Video games, once derided within the entertainment industry as niche or a fad, have become both a highly respected entertainment form and big business – with Statistia estimating 2024 gross video game revenues at $455 billion. This has a lot of Hollywood creatives, including writers, interested in pursuing opportunities in the video game industry. Towards that end, it is important to understand more about the industry.
Differences Between Video Game and Film/ TV Narratives
Video game writers and film/ TV writers both craft stories grounded in human emotion put into conflict and tension through dramatic action. The fundamental difference lies in how people experience the narrative in each medium and what expectations that engender in the audience.
Film/ TV stories are passively experienced by viewers who expect to be shown/ told a coherent story by the filmmakers. These scripts are generally structured linearly, with a clear beginning, middle, and end. The filmed footage must be edited into the sequence defined in the script in order for the audience to experience the story as intended. Writers in this medium focus on coherent visual storytelling, pacing, and dialogue.
Video game stories are actively experienced by players who expect their actions within the game to have a clear and meaningful impact on the story. One player’s path through the game may be substantively different from another’s, and this non-linearity means that game writers must account for player agency, branching narratives resulting in variable story outcomes, and providing clear and motivating context for player actions at all times.
Writing video games requires understanding how to invoke motivations in players that align with the “possibility space” the story affords the player character in each moment, crafting narrative goals that align with player goals, and providing opponents and obstacles that give the player a feeling of challenge and accomplishment, on theme, without overwhelming them. This is done in collaboration with the Game Director / Creative Director and Game Designer.

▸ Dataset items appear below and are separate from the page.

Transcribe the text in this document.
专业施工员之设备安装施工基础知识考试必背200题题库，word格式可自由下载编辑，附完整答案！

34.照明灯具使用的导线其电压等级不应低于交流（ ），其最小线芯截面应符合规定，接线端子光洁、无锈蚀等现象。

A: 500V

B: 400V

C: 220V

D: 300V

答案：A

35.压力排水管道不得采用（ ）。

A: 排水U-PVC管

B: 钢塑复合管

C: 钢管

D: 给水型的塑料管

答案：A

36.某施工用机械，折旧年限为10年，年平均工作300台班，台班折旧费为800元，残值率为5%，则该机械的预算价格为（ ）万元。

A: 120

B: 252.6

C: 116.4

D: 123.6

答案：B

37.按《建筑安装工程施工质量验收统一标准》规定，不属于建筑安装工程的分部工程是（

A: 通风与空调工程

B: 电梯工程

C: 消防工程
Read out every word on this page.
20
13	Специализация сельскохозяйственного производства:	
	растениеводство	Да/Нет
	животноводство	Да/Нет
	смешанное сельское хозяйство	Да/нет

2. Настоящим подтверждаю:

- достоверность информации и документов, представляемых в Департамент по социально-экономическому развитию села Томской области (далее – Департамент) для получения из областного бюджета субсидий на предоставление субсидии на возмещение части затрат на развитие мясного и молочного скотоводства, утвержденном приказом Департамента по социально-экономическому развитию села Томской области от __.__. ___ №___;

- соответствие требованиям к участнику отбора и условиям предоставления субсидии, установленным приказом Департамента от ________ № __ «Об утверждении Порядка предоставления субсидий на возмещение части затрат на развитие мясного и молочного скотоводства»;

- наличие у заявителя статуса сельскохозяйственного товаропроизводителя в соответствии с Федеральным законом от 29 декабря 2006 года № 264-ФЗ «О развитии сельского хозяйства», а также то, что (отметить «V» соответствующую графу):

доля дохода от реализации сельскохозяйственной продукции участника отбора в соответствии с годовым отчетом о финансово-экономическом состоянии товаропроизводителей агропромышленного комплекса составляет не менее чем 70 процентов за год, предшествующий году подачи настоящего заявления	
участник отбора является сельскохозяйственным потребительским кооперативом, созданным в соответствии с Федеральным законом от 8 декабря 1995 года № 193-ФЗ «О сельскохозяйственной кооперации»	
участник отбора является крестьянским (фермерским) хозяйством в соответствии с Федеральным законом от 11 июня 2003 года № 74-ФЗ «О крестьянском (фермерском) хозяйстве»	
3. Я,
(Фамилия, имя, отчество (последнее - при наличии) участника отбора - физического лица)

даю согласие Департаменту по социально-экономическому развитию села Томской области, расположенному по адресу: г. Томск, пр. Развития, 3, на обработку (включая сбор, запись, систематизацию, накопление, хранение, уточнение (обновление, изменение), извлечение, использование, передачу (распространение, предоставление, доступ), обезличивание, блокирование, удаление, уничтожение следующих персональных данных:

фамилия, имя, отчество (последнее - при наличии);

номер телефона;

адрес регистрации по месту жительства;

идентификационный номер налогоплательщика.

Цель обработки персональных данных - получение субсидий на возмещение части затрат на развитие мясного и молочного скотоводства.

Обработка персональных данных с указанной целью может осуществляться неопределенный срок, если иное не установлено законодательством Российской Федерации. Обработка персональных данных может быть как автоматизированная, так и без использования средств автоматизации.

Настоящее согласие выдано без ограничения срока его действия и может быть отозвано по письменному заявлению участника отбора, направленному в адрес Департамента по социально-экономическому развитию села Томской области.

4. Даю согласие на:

Differences Between Video Game and Film/ TV Writer Roles
Unlike screenwriters, video game writers do not alone define a project, even in the indie space (unless the project is a Visual Novel, which isn’t strictly a game). Game Writers don’t write “spec scripts” and then pitch to executives, producers, and directors to get on board with their vision for the project because story, character, world, and dialogue are not a sufficient blueprint to make a game.
A Game Design Document (GDD) is the defining “script” of a video game, detailing the genre, player motivations, game mechanics, overarching progression and flow, and other foundational game elements. A GDD is created by a Game Designer – or a Designer/ Director, akin to a Writer/ Director in film – because the gameplay structure is the foundational blueprint without which a game can not be made.
Video Game Writers must therefore learn to work with Game Designers to co-operatively craft a narrative that utilizes the designer-specified player motivations, mechanics, and progressions to drive the corresponding narrative motivations, action dynamics, and (branching) plot progressions.
The best such writer-designer relationships are a give-and-take in which the writer suggests story dynamics that motivate breakthroughs in gameplay, and vice-versa. However, it is common for a writer to be called in to marry a story with an existing design – or even a nearly completed game with little room to vary the mechanics or even the level designs.
This dynamic places writers in a different cultural position within the industry, one of a specialized artist helping the artists defining (designer) and leading (director) the production implement their vision, more akin to the film/ TV status of a Production Designer than a Screenwriter.
The more “packetized” deliverables expected of Game Writers reflects this. They don’t just deliver a singular script containing scene descriptions (which sometimes are the purview of design and not writing at all) and dialogue, but also things like character sheets, world building guides, item descriptions, and other environmental storytelling text, user interface text, and any other narrative “decorations” needed to contextualize the game mechanics in story.
Video Game Writer vs. Narrative Designer
One video game job that combines story development with elements of game design is the Narrative Designer (ND). At some big studios, and often in indie gaming, the roles of Game Writer and Narrative Designer are combined. Story and dialog writers who can also master narrative design will be better equipped to work on projects where both skillsets are expected from one person, and understand design language and work more fluidly with System and Level Designers even when writer and ND roles aren’t unified.
Game Writers’ primary focus is story and plot fundamentals and their expression through world building, character development, dialogue, and (if the game has cutscenes or cinematic gameplay) scene craft. They write the core storyline and script the dialogue and cinematic scenes that implement it.
Narrative Designers craft the player’s experience of the story and the integration of narrative with gameplay. How the story is experienced through gameplay is their purview. They choose where and how environmental storytelling is implemented and design the branching paths – variations in plot and character arcs that alter the core story based on user actions and decisions – and therefore also the narrative pacing and flow, working with level and systems designers to align those story dynamics with gameplay progression and pathing.
Many studios also expect Narrative Designers to know how to implement these decisions inside the game engine: setting up triggers for story events, implementing the branching paths in a scene management tool, applying environmental texts to appropriate objects, and so on. Even if a Narrative Designer hasn’t worked with the same engine the company is using they will expect them to know the principles of how to do this implementation and learn the new toolset quickly.
This overview of the world of game writing and narrative design should give you a starting point for determining whether branching out into this important entertainment medium – one that is surpassing film/ TV in popularity among Gen Z and Gen Alpha audiences – is right for you.